West, Edwin J.R. van Beek, T. Hugh Jones and Kevin S. Channer
Aims Chronic heart failure is
associated with maladaptive and prolonged neurohormonal and pro-inflammatory
cytokine activation causing a metabolic shift favouring catabolism, vasodilator
incapacity, and loss of skeletal muscle bulk and function. In men, androgens are
important determinants of anabolic function and physical strength and also
possess anti-inflammatory and vasodilatory properties.
Methods and results We conducted a randomized, double-blind, placebo-controlled
parallel trial of testosterone replacement therapy (5 mg Androderm®) at
physiological doses in 76 men (mean±SD, age 64±9.9) with heart failure (ejection
fraction 32.5±11%) over a maximum follow-up period of 12 months. The primary
endpoint was functional capacity as assessed by the incremental shuttle walk
test (ISWT). At baseline, 18 (24%) had serum testosterone below the normal range
and bioavailable testosterone correlated with distance walked on the initial
ISWT (r=0.3, P=0.01). Exercise capacity significantly improved with testosterone
therapy compared with placebo over the full study period (mean change +25±15 m)
corresponding to a 15±11% improvement from baseline (P=0.006 ANOVA). Symptoms
improved by at least one functional class on testosterone in 13 (35%) vs. 3 (8%)

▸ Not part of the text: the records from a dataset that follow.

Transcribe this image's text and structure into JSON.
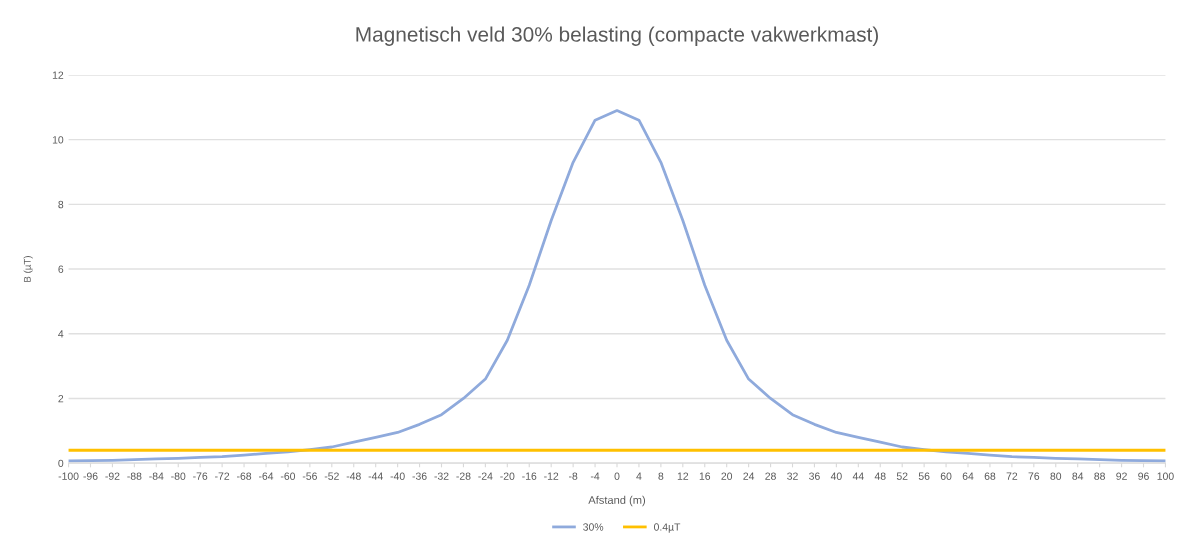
{
  "chart_data": {
    "type": "line",
    "title": "Magnetisch veld 30% belasting (compacte vakwerkmast)",
    "xlabel": "Afstand (m)",
    "ylabel": "B (µT)",
    "x": [
      -100,
      -96,
      -92,
      -88,
      -84,
      -80,
      -76,
      -72,
      -68,
      -64,
      -60,
      -56,
      -52,
      -48,
      -44,
      -40,
      -36,
      -32,
      -28,
      -24,
      -20,
      -16,
      -12,
      -8,
      -4,
      0,
      4,
      8,
      12,
      16,
      20,
      24,
      28,
      32,
      36,
      40,
      44,
      48,
      52,
      56,
      60,
      64,
      68,
      72,
      76,
      80,
      84,
      88,
      92,
      96,
      100
    ],
    "series": [
      {
        "name": "30%",
        "color": "#8faadc",
        "values": [
          0.07,
          0.08,
          0.09,
          0.11,
          0.13,
          0.15,
          0.18,
          0.2,
          0.25,
          0.3,
          0.35,
          0.42,
          0.5,
          0.65,
          0.8,
          0.95,
          1.2,
          1.5,
          2.0,
          2.6,
          3.8,
          5.5,
          7.5,
          9.3,
          10.6,
          10.9,
          10.6,
          9.3,
          7.5,
          5.5,
          3.8,
          2.6,
          2.0,
          1.5,
          1.2,
          0.95,
          0.8,
          0.65,
          0.5,
          0.42,
          0.35,
          0.3,
          0.25,
          0.2,
          0.18,
          0.15,
          0.13,
          0.11,
          0.09,
          0.08,
          0.07
        ]
      },
      {
        "name": "0.4µT",
        "color": "#ffc000",
        "values": [
          0.4,
          0.4,
          0.4,
          0.4,
          0.4,
          0.4,
          0.4,
          0.4,
          0.4,
          0.4,
          0.4,
          0.4,
          0.4,
          0.4,
          0.4,
          0.4,
          0.4,
          0.4,
          0.4,
          0.4,
          0.4,
          0.4,
          0.4,
          0.4,
          0.4,
          0.4,
          0.4,
          0.4,
          0.4,
          0.4,
          0.4,
          0.4,
          0.4,
          0.4,
          0.4,
          0.4,
          0.4,
          0.4,
          0.4,
          0.4,
          0.4,
          0.4,
          0.4,
          0.4,
          0.4,
          0.4,
          0.4,
          0.4,
          0.4,
          0.4,
          0.4
        ]
      }
    ],
    "xlim": [
      -100,
      100
    ],
    "xticks": [
      -100,
      -96,
      -92,
      -88,
      -84,
      -80,
      -76,
      -72,
      -68,
      -64,
      -60,
      -56,
      -52,
      -48,
      -44,
      -40,
      -36,
      -32,
      -28,
      -24,
      -20,
      -16,
      -12,
      -8,
      -4,
      0,
      4,
      8,
      12,
      16,
      20,
      24,
      28,
      32,
      36,
      40,
      44,
      48,
      52,
      56,
      60,
      64,
      68,
      72,
      76,
      80,
      84,
      88,
      92,
      96,
      100
    ],
    "ylim": [
      0,
      12
    ],
    "yticks": [
      0,
      2,
      4,
      6,
      8,
      10,
      12
    ],
    "grid": "y",
    "legend": "bottom",
    "marker": "none",
    "line_style": "solid"
  }
}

on placebo (P=0.01). No significant changes were found in handgrip strength,
skeletal muscle bulk by cross-sectional computed tomography, or in tumour
necrosis factor levels. Testosterone therapy was safe with no excess of adverse
events although the patch preparation was not well tolerated by the study
patients.
Conclusion Testosterone replacement therapy improves functional capacity and
symptoms in men with moderately severe heart failure.